I then copied in my JSON file versioner task into the repo bit by bit

  • Renamed my entry ApplyVersionToJSONFile.ts file to main.ts to keep inline with the template standard
  • Copied over the AppyVersionToJSONFuncitons.js
  • I removed any Azure DevOps specific code that was not needed.
  • In both files swapped the references to “vsts-task-lib/task” to “@actions/core” and update the related function calls to use
    • core.getInput()
    • core.debug()
    • core.warning()
    • core.SetFailed()
  • Altered my handling of input variables defaults to use the GitHub Actions as opposed to Azure DevOps Pipeline variables (to find the current working folder)
  • Migrated the manifest from the task.json
    to the action.yaml
  • Updated the readme.md with suitable usage details.

And that was basically it, the Action just worked, I could call my Action from a test workflow in another GitHub repo

However, I did decided to do a bit more work

  • I moved my Mocha/Chai based tests over to use Jest, again to keep inline with the template example. This was actually the main area of effort for me. Jest runs it’s tests async, and this caused me problem with my temporary file handling that had to be reworked. I also took the chance to improve the tests handing of the JSON comparison, making it more resilient for cross platform testing.
  • I also added TSLint to the npm build process, something I do for all my TypeScript based projects to keep up code quality

Summary

So the basic act of migration from Azure DevOps Pipeline Extension to GitHub Actions is not that hard if you take it step by step.

The difficultly will be with what your tasks do, are they even relevant to GitHub Actions? And are any APIs you need available?

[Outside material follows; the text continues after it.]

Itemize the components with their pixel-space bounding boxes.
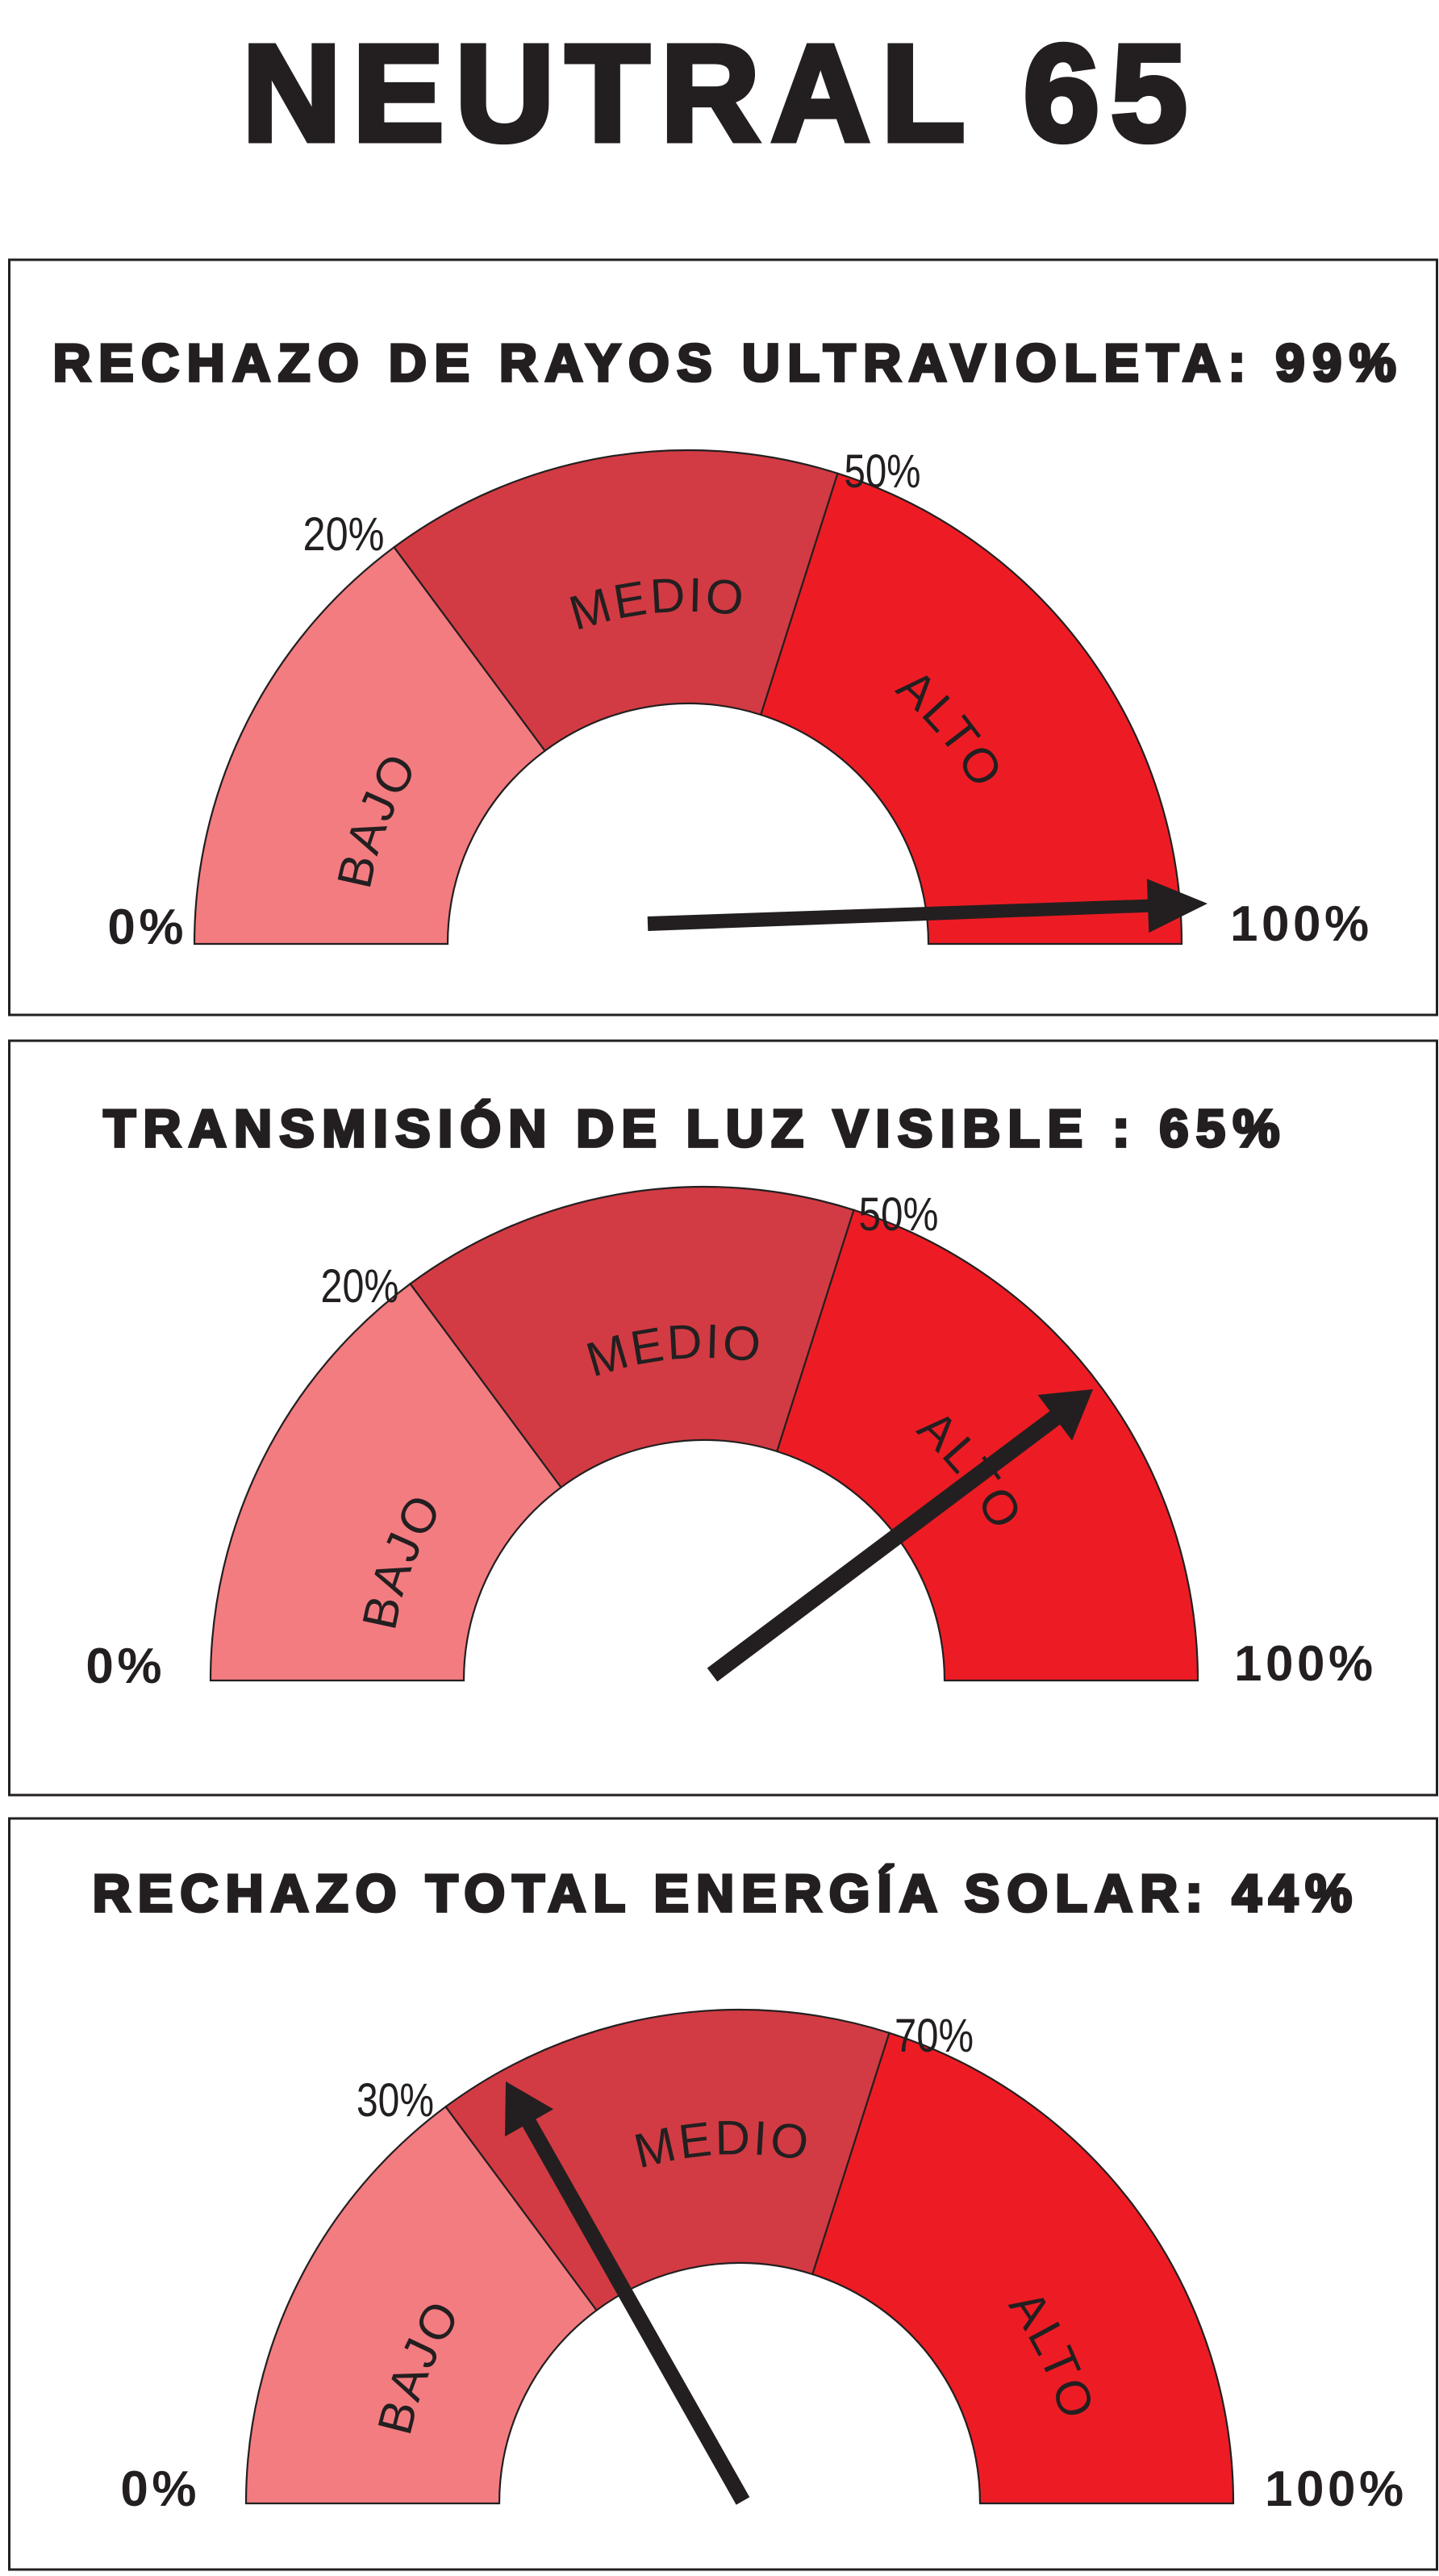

So migration of Azure DevOps Extension Tasks to GitHub Actions is not an impossible task, have a look at my source at JSONFileVersioner or in the actual task in the GitHub Marketplace with the usage

jobs:

build:

runs-on: ubuntu-latest

strategy:

matrix:

node-version: [12.x]

steps:

     - uses: actions/checkout@v1

    - uses: rfennell/JSONFileVersioner@v1

with:

Path: ''

Field: 'version'

FilenamePattern: '.json'

Recursion: 'true'

    - name: Use Node.js ${{ matrix.node-version }}

uses: actions/setup-node@v1

with:

node-version: ${{ matrix.node-version }}

    - name: npm install, build, and test

run: |

npm install

npm run build --if-present

npm test

env:

CI: true




There is a nice series of posts on Actions from Microsoft’s Abel Wang – Github Actions 2.0 Is Here!!!